Prévu par le décret du 21 mai 2013 relatif à la transparence des avantages accordés par les entreprises produisant ou commercialisant des produits à finalité sanitaire et cosmétique destinés à l'homme, les modalités de fonctionnement du site internet public, dont la mise en ligne est prévue en avril 2014, sont définies par cet arrêté :

  • le format de communication des déclarations des entreprises concernées (saisie en ligne, dépôt en ligne de fichier, ou envoi automatique par l’intermédiaire d’un web service). L’autorité responsable du site unique accusera réception de la transmission, avec une copie du fichier transmis pour preuve de la non-altération des données ;

  • la gestion de l’authentification des entreprises déposantes ;

  • les modalités d’accès et de rectification des données des personnes concernées par les déclarations, qui s’effectueront via le responsable du site internet. Celui-ci aura pour rôle de mettre en relation la personne concernée et l’entreprise, en charge d’effectuer les modifications nécessaires et de transmettre au responsable du site internet public unique le résultat de cette modification.

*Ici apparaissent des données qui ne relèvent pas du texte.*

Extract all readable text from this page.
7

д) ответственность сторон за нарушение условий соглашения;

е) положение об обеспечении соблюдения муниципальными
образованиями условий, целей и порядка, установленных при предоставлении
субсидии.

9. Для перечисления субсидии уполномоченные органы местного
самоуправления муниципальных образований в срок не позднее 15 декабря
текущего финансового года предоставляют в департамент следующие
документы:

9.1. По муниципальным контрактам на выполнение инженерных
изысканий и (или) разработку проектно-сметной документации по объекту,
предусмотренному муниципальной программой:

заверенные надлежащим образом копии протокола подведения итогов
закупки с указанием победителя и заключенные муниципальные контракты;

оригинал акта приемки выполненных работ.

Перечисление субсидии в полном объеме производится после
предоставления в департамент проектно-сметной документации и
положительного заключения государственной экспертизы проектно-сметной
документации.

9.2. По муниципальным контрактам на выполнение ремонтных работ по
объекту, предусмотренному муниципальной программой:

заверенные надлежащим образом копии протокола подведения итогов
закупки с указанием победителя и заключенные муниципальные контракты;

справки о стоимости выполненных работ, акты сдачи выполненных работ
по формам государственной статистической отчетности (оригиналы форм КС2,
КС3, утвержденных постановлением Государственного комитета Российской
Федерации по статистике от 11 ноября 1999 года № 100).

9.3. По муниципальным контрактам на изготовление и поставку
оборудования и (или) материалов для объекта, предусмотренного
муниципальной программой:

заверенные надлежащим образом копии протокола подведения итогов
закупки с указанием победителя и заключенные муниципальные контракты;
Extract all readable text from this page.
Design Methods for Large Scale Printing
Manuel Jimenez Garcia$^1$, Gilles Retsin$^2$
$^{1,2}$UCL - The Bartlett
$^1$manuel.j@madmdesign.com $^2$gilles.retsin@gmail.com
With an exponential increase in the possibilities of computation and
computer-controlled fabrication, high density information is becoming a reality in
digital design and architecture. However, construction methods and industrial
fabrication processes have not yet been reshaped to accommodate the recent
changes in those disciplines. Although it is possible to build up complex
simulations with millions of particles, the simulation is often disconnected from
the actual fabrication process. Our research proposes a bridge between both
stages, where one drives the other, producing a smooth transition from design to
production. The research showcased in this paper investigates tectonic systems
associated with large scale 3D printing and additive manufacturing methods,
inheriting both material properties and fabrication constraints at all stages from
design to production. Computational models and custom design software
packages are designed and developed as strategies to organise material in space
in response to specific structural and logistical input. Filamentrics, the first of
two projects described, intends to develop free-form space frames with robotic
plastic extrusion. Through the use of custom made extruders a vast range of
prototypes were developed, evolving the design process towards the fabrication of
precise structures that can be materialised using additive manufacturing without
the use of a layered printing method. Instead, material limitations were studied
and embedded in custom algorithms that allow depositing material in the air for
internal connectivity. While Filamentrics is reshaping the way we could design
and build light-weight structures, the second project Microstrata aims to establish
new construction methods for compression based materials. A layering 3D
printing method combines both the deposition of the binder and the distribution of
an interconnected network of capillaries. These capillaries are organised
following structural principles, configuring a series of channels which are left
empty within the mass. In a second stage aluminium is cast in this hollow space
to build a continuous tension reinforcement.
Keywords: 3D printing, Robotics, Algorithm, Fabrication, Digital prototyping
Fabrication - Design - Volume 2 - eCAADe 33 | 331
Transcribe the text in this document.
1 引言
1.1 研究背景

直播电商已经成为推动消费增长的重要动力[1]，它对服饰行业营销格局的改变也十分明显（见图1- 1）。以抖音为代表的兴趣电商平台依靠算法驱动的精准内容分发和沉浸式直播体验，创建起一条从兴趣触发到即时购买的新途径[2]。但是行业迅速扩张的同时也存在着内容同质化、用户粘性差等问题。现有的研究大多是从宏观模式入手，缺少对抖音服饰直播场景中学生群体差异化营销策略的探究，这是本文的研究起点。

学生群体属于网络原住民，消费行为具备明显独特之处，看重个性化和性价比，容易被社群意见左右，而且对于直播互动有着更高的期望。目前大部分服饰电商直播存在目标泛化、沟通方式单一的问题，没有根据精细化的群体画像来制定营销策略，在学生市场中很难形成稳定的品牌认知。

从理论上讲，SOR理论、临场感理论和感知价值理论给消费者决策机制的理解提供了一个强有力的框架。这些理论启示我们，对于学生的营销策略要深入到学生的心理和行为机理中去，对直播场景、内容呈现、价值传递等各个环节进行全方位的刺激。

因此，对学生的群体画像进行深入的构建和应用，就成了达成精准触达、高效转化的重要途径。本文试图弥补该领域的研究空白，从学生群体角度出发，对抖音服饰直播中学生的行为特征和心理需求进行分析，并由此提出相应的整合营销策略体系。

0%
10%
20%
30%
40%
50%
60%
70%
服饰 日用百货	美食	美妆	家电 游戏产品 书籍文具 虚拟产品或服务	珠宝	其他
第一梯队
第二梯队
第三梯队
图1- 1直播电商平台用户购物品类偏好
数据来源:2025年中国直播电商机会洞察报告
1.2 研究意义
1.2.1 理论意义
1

Les entreprises ont d’ores et déjà accès à ce site internet, son ouverture au public est cependant prévue au 1er avril 2014.

En conséquence, il appartient aux entreprises concernées de transmettre à l’autorité responsable du site internet unique, dans les formes requises, les déclarations concernant les conventions signées à compter du 19 décembre 2013 (date de la publication de l’arrêté au JO), dans un délai de 15 jours à compter de leur signature.

Les avantages consentis au second semestre 2013 pourront être déclarés jusqu’au 28 février 2014, la Direction générale de la santé ayant octroyé, à titre exceptionnel, un délai aux laboratoires.

S’agissant des avantages consentis en 2014, les déclarations seront à adresser au plus tard le 1er août 2014 pour les avantages octroyés au premier semestre, et le 1er février 2015 pour les avantages octroyés au second semestre.